2. Vivien Cunha. Vivien was born in Brazil but had lived ten years in Los Angeles, where she ran a catering business and taught cooking. Her POV: ethnic food, with a Brazilian twist.
3. Michael Salmon. Salmon (“like the fish”) worked as a food-service manager in two New York establishments, one a restaurant, the other a food market. “I’ve got some of the strongest culinary experience out there,” said Michael.
4. Tommy Grella. Tommy, a financial planner, had no formal culinary training but a great deal of experience at home grilling with friends and family. “I think I can bring a new way of thinking to the Food Network,” said Tommy. “Going over the top and having a great time. . . . ‘Grellacize’—that’s what I’m all about.”
5. Amy Finley. Amy trained in Paris at the École Supérieure de Cuisine Française, and was now a stay-at-home mom. Her food was grounded in what she learned in France, and her early POV—“Bringing Paris into People’s Kitchens”—morphed into “the Gourmet Next Door” over the course of the series.
6. Paul McCullough. Paul described himself as a caterer to celebrities, or people who think they are. He had always wanted to be a star, so a Food Network show would change his life. He turned his “Simply Fabulous Party Food” POV into “Party Food on a Budget.” “I struggled and felt a little lost, so when I finally came up with ‘Party Food on a Budget,’ it was a relief. It should
have been a no-brainer, since catering parties and making budgets work for clients is what I do. I wish I would have had that revelation sooner. It could have helped me focus my demos.”
7. Rory Schepisi. Rory left high school to attend the Culinary Institute of America. In Vega, Texas, she was building a restaurant. “I’m like a scientist in the kitchen, always experimenting and creating new recipes. . . . That’s what makes cooking fun!” said Rory. “I make real food for real people. I’m all about blue-collar cooking—turn your backyard into a bistro,” hence “Backyard Bistro.”
8. Nikki Shaw. Nikki catered weddings, parties, and funerals, all with a hip approach. “I just like to keep it funky and trendy,” said Nikki. “I am a little spicy and a little sweet,” Nikki said of her food.

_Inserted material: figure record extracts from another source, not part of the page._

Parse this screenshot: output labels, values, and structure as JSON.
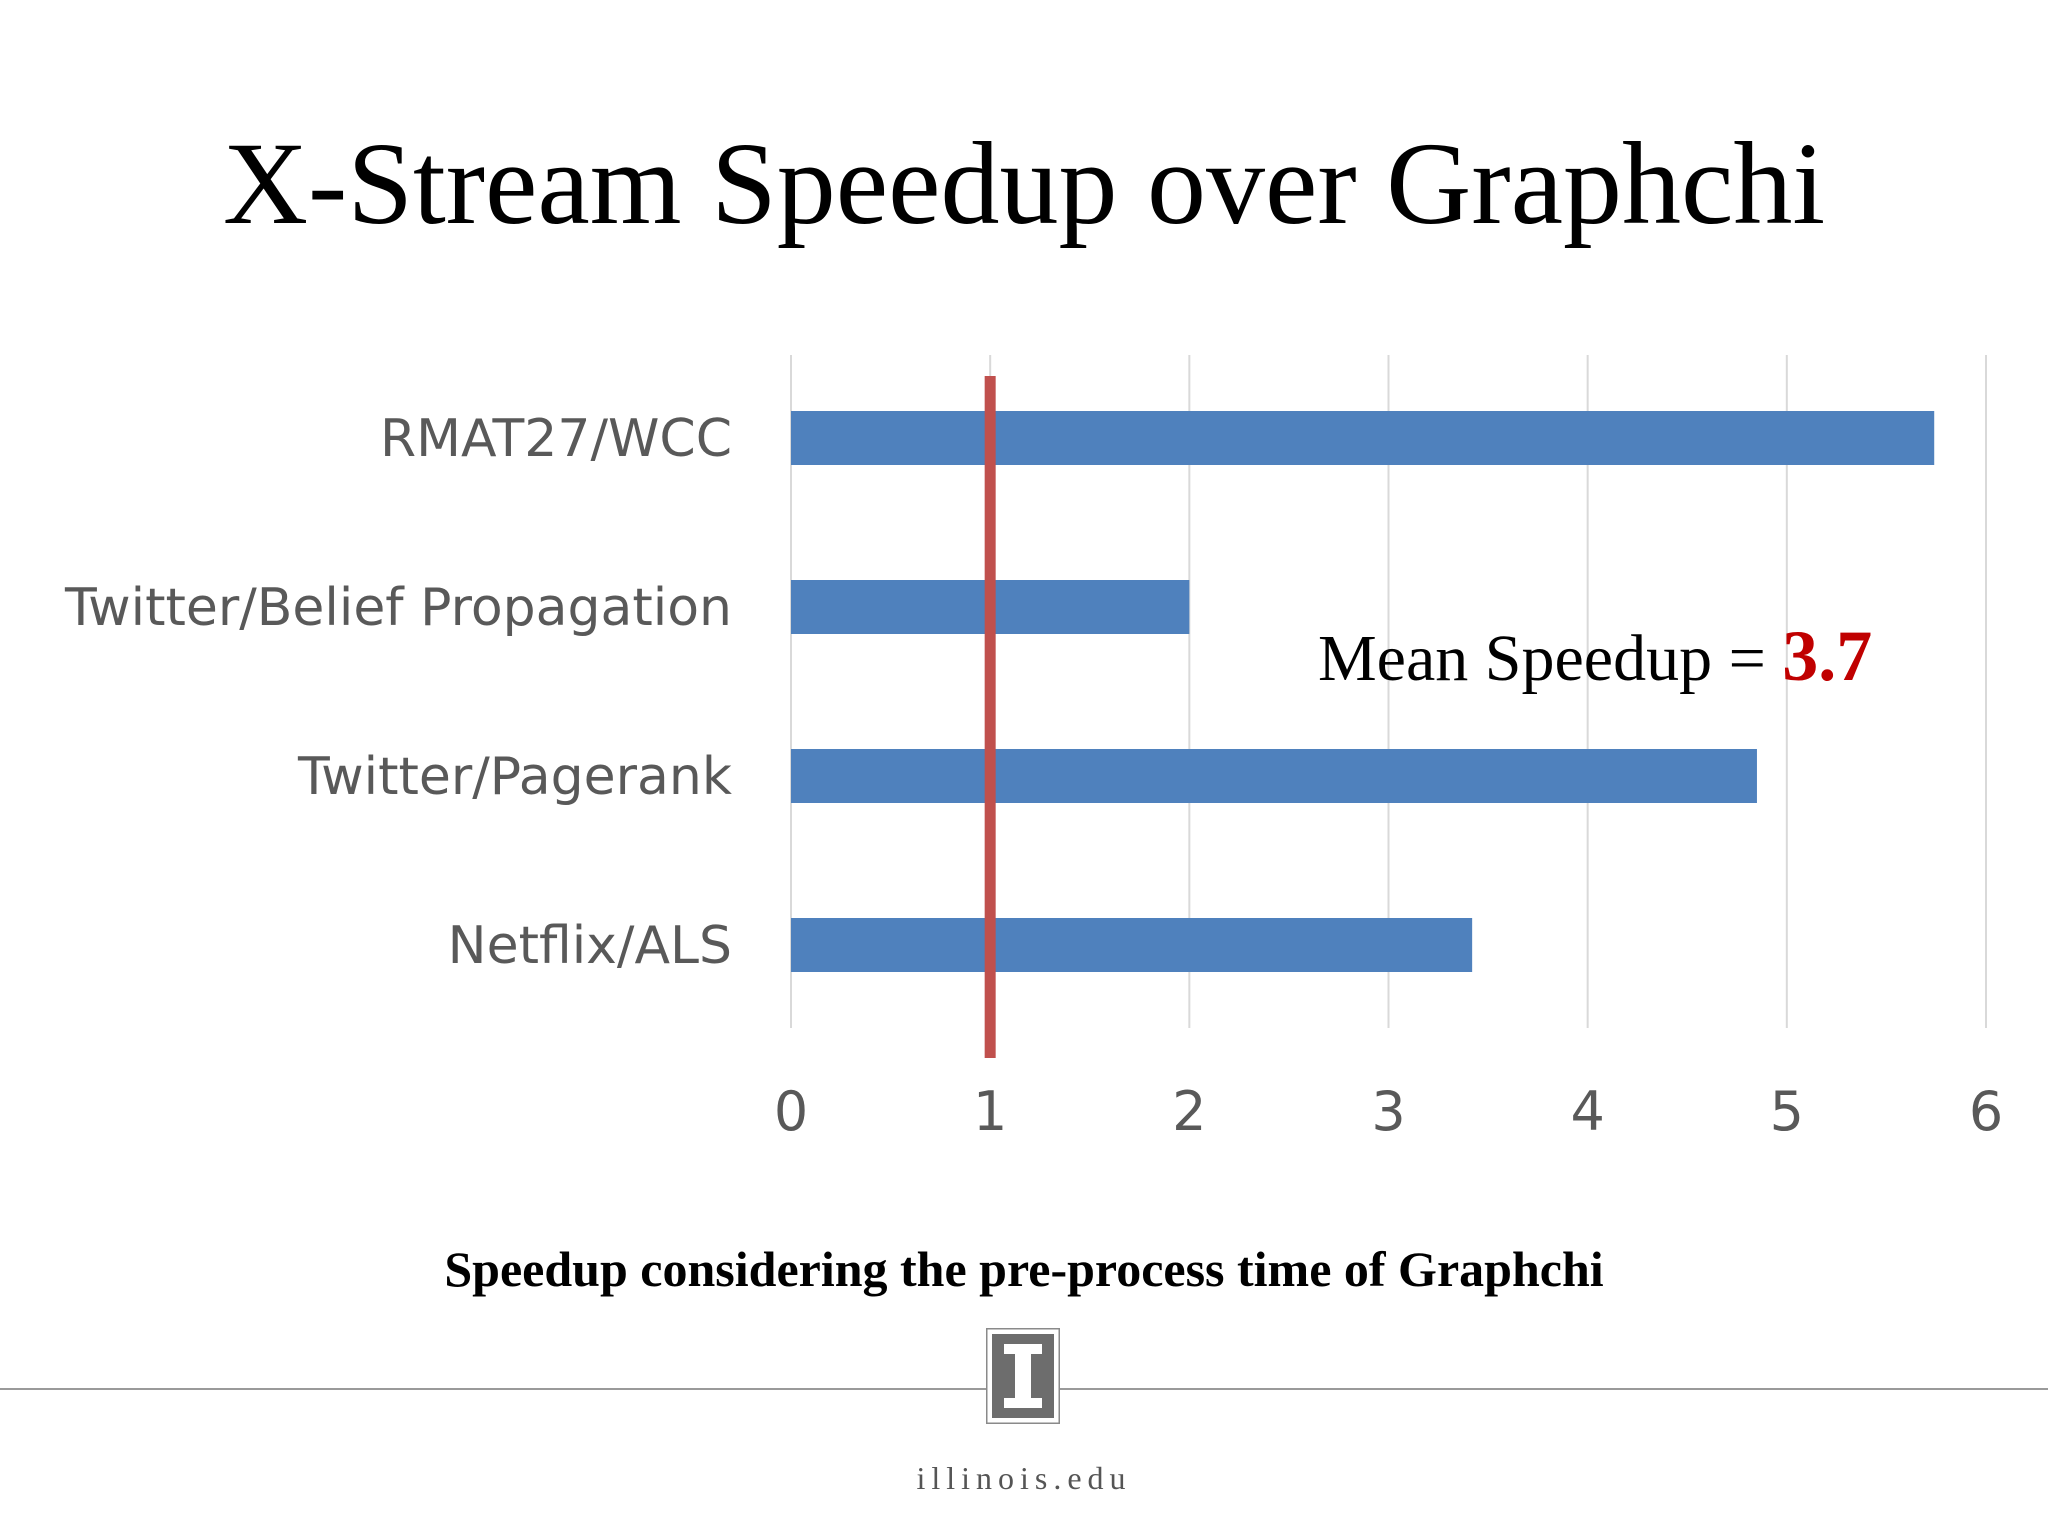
{
  "slide": {
    "title": "X-Stream Speedup over Graphchi",
    "caption": "Speedup considering the pre-process time of Graphchi",
    "annotation_text": "Mean Speedup = ",
    "annotation_value": "3.7",
    "footer_site": "illinois.edu"
  },
  "colors": {
    "bar": "#4f81bd",
    "reference_line": "#c0504d",
    "annotation_value": "#c00000",
    "gridline": "#d9d9d9",
    "label": "#595959"
  },
  "chart_data": {
    "type": "bar",
    "orientation": "horizontal",
    "categories": [
      "RMAT27/WCC",
      "Twitter/Belief Propagation",
      "Twitter/Pagerank",
      "Netflix/ALS"
    ],
    "values": [
      5.74,
      2.0,
      4.85,
      3.42
    ],
    "xlim": [
      0,
      6
    ],
    "xticks": [
      0,
      1,
      2,
      3,
      4,
      5,
      6
    ],
    "reference_line": 1,
    "grid": true,
    "legend": "none",
    "title": "",
    "xlabel": "",
    "ylabel": ""
  }
}
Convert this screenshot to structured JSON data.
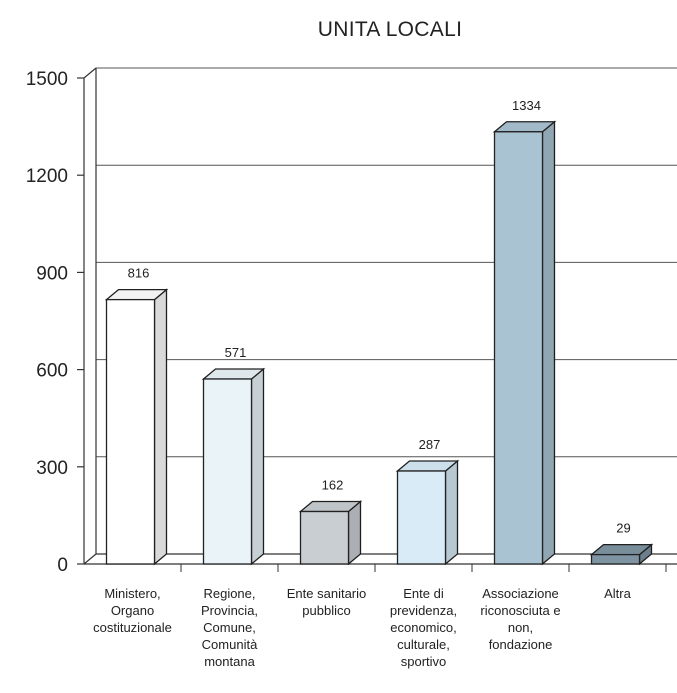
{
  "chart_data": {
    "type": "bar",
    "title": "UNITA LOCALI",
    "xlabel": "",
    "ylabel": "",
    "ylim": [
      0,
      1500
    ],
    "y_ticks": [
      "0",
      "300",
      "600",
      "900",
      "1200",
      "1500"
    ],
    "categories": [
      [
        "Ministero,",
        "Organo",
        "costituzionale"
      ],
      [
        "Regione,",
        "Provincia,",
        "Comune,",
        "Comunità",
        "montana"
      ],
      [
        "Ente sanitario",
        "pubblico"
      ],
      [
        "Ente di",
        "previdenza,",
        "economico,",
        "culturale,",
        "sportivo"
      ],
      [
        "Associazione",
        "riconosciuta e",
        "non,",
        "fondazione"
      ],
      [
        "Altra"
      ]
    ],
    "values": [
      816,
      571,
      162,
      287,
      1334,
      29
    ],
    "value_labels": [
      "816",
      "571",
      "162",
      "287",
      "1334",
      "29"
    ],
    "bar_colors": [
      "#ffffff",
      "#e9f3f8",
      "#c9ced2",
      "#d8ebf6",
      "#a9c3d3",
      "#7f94a3"
    ],
    "grid": true,
    "legend": "none"
  }
}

9. Joshua Adam Garcia (“Jag”). Known as Jag for his initials, the ex-Marine was working as a chef de cuisine. “I got a passion for food that’s unreal,” said Jag. His aim: to “Jag it up” and to be one of the first chefs on television to represent Latino Caribe cooking.
10. Adrien Sharp. Adrien hosted a local TV cooking show. He left a job he’d had for seven years at a uniform-rental service to come to New York to compete because he couldn’t turn down the opportunity. “My wife, Angie, was very supportive and excited, and that’s all that mattered. I’ll never forget her reaction when we received that first call from Food Network. Priceless.” Adrien wanted to show people that comfort food can be healthy.